ヘルペスウイルスにはHSV-1とHSV-2の2種類があり、HSV-2は主に性器ヘルペスの原因となりますが、どちらも口唇や性器にヘルペス性口内炎(口唇ヘルペス)を引き起こすことがあります。感染するとウイルスは体内に潜伏し、生涯にわたって再活性化する可能性があります。完全な治癒法はありませんが、発症を予防・軽減するための対策があります。

口唇ヘルペスとは

「熱性水疱」とも呼ばれ、唇やその周辺の皮膚にできる水疱です。5つの段階(チクチク感、膨らみ、潰瘍、かさぶた、治癒)を経て、通常は8〜12日で自然に治ります。

水疱が開かないように

水疱は破れると大量にウイルスが放出され、最も感染力が高くなります。この期間はキスや口や唾液を介した接触を控えましょう。水疱が治って見えても、ウイルスはまだ伝染性があることがあります。

手を清潔に保つ

適切な手洗いは必須です。手に付着したウイルスは体の他部位(性器や目)へ移ることがあります。特に口唇ヘルペスがある場合は、手を介して感染が広がりやすくなります。

個人用品は共有しない

開いた水疱は非常に感染力が強く、タオル、洗顔用タオル、リップグロス、リップクリームなどを他人と共有しないでください。食器やグラス、カトラリーの共有も避けるべきです。

発症のきっかけ(トリガー)

免疫力を低下させる要因はウイルスの再活性化を招きます。主なトリガーは以下の通りです。

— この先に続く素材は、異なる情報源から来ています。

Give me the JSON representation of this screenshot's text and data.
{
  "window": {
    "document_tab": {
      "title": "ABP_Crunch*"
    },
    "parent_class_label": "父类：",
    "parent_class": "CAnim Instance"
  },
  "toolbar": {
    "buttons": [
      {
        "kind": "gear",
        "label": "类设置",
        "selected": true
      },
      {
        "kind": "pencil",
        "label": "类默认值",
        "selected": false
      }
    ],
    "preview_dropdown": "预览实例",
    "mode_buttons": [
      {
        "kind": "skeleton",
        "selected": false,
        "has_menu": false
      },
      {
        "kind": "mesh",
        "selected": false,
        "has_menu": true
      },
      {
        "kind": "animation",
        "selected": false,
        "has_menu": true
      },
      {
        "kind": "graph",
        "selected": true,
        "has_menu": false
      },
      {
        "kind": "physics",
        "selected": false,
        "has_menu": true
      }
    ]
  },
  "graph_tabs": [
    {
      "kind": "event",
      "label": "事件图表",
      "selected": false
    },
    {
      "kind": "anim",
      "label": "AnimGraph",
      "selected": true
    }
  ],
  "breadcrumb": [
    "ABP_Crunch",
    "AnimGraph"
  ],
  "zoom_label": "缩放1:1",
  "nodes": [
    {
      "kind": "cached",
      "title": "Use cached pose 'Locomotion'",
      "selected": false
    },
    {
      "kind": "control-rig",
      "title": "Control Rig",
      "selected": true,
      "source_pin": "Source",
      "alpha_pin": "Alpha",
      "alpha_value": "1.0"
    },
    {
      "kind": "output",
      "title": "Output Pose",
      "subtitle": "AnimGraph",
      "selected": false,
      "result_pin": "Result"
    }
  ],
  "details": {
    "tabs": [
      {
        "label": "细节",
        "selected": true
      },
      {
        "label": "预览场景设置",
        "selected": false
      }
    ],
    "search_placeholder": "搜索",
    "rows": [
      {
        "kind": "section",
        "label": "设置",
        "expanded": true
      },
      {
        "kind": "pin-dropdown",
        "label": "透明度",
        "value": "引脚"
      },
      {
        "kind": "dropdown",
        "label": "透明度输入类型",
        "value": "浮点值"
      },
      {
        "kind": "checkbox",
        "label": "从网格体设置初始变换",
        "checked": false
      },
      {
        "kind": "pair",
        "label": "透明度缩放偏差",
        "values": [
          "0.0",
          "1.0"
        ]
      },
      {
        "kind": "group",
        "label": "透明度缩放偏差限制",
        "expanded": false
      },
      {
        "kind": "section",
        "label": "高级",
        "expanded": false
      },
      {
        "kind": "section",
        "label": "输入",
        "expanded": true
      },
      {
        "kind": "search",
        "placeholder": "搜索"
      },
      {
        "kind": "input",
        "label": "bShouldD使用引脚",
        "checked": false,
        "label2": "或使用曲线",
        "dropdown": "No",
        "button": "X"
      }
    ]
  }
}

  • 栄養バランスの乱れ、睡眠不足、風邪やインフルエンザなどの感染症
  • 紫外線曝露(外出時は日焼け止めを使用)
  • ストレスや過度の精神的負荷

自然な予防策

ヘルペスはアルギニンを好むため、アルギニン含有量の高いチョコレートやナッツの摂取を控えると予防につながります。代わりにリジンを1日1000 mg程度補給するとウイルス増殖を抑制できるとされています。

局所治療としては、ウィッチヘーゼル、ビタミンE、硫酸亜鉛を塗布すると症状が緩和します。また、ビタミンCを1日200 mg摂取することで免疫力が向上し、再発を防げます。